At MGID, we added a rule-based optimization feature to help advertisers manage native campaigns. Our solution will act at anytime the specified condition is met and either block the corresponding traffic source or adjust the CPC coefficient.

Native campaign optimization requires monitoring statistics on a regular basis, analyzing the actual data and comparing it with the goals, then turning off non-performing sources and adjusting the CPC to bring the actual KPIs ​​closer to target values.

With the new feature now available on the MGID platform, you can skip drilling down to the analysis of how every single traffic source is performing and focus on the upper levels of information. Let’s find out what exactly this solution can do for you.

Supported types of rules

To better address different optimization problems, we developed three types of rules with the following functionalities:


Blocks the traffic source provided that the specified condition is met. Blocking is available at the widget and sub-source level.


Changes the CPC coefficient based on the target value of the specified parameter. Note that the coefficient itself is determined by the rule.

Fixed Bid

Changes the CPC coefficient to the value specified by you, provided that the specified condition is met.

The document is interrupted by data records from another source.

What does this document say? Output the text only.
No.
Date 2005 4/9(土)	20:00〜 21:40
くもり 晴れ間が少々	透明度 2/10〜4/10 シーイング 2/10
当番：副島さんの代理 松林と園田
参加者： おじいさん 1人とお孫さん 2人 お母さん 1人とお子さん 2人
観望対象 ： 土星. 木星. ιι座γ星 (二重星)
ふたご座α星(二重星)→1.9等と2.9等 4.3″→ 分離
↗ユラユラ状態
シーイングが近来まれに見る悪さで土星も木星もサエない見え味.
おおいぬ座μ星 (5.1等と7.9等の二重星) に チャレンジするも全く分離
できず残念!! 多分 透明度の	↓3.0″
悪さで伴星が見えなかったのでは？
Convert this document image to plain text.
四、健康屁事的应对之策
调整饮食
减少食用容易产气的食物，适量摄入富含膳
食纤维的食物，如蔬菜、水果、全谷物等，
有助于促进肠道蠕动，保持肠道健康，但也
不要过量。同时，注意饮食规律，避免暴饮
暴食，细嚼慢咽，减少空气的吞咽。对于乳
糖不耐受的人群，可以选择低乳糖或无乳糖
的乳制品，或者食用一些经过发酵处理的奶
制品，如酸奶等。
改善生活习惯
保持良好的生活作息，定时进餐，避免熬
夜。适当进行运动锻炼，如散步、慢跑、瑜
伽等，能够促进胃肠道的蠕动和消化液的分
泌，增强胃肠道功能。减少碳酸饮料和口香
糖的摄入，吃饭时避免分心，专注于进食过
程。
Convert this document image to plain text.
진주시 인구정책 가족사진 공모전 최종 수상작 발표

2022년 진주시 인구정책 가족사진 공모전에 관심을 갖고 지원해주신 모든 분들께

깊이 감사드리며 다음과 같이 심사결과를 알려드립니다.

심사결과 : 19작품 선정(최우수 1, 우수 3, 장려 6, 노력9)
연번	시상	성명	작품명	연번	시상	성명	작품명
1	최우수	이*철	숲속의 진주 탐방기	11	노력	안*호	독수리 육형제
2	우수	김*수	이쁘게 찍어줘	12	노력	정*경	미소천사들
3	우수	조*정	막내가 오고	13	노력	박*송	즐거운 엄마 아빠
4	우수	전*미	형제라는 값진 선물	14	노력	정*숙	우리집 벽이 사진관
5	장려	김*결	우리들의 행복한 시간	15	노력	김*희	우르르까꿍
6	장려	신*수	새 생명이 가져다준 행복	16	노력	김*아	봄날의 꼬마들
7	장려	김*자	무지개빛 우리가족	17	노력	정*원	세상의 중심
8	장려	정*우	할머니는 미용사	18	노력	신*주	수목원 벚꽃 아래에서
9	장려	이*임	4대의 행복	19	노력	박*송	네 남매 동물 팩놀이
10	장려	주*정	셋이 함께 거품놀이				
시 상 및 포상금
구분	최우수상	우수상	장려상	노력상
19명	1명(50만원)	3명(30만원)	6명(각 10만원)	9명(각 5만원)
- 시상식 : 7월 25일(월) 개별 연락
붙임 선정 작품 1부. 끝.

Tips and optimization strategies

Creating a rule, make sure that you properly set up the condition of your rule, so that our algorithm can deliver accurate results. For a condition itself, you can choose one of the following parameters, analyzing which a rule will carry out optimization:

  • Conversion Cost
  • Conversion Rate
  • Number of Conversions
  • Revenue
  • Profit
  • ROI
  • EPC

Operators will be available to set the condition to lower, higher, between, and not between. The rule-based optimization by MGID will implement one of the three above-mentioned actions anytime the specified conditions are met. For example, you can create a rule that will blacklist any widget that brings in conversions of higher than $2.

You also have to specify the period during which the system would determine if the condition is met. It is for this period that the actual values ​​of the parameter will be calculated to compare them with the condition and determine what actions should be taken. For example, when the rule selects widgets that have exceeded the limit on the number of clicks or the amount spent, it will take into account the data for this particular period, and not for the entirety of the campaign’s run.

One of the common optimization strategies is to set a threshold for launching the autoblocking rule at the x2-x3 rate of the target conversion cost per widget and x1-x2 rate per sub-source. Also, note that we added the possibility of manual intervention in the auto-blocking rule, and you can exclude certain traffic sources from the automated optimization process.

Another optimization strategy we highly recommend is using the Auto-Bidding rule together with the Auto-Blocking rule. This way, the auto-blocker could immediately exclude evidently non-performing sources, and then the auto-bidder could control the coefficient (increase and decrease it) where there is at least some result.

Final thought

Rule-based optimization by MGID allows you to save time and resources on campaign optimization, cut out underperforming traffic sources, and adjust the bids for the rest of them. Rules are created at the campaign level, run continuously, and reanalyze the data after every statistics update, so you don’t have to update it manually.

Setting the conditions for optimization, you can automate tracking particular KPIs of your campaigns, such as Conversion Cost, Conversion Rate, Number of Conversions, Revenue, Profit, ROI, and EPC. Once the parameter reaches the specified value range, the rule will implement the optimization action: block the underperforming traffic source, change the CPC coefficient to the value specified by you or adjust it based on the target value of the specified parameter.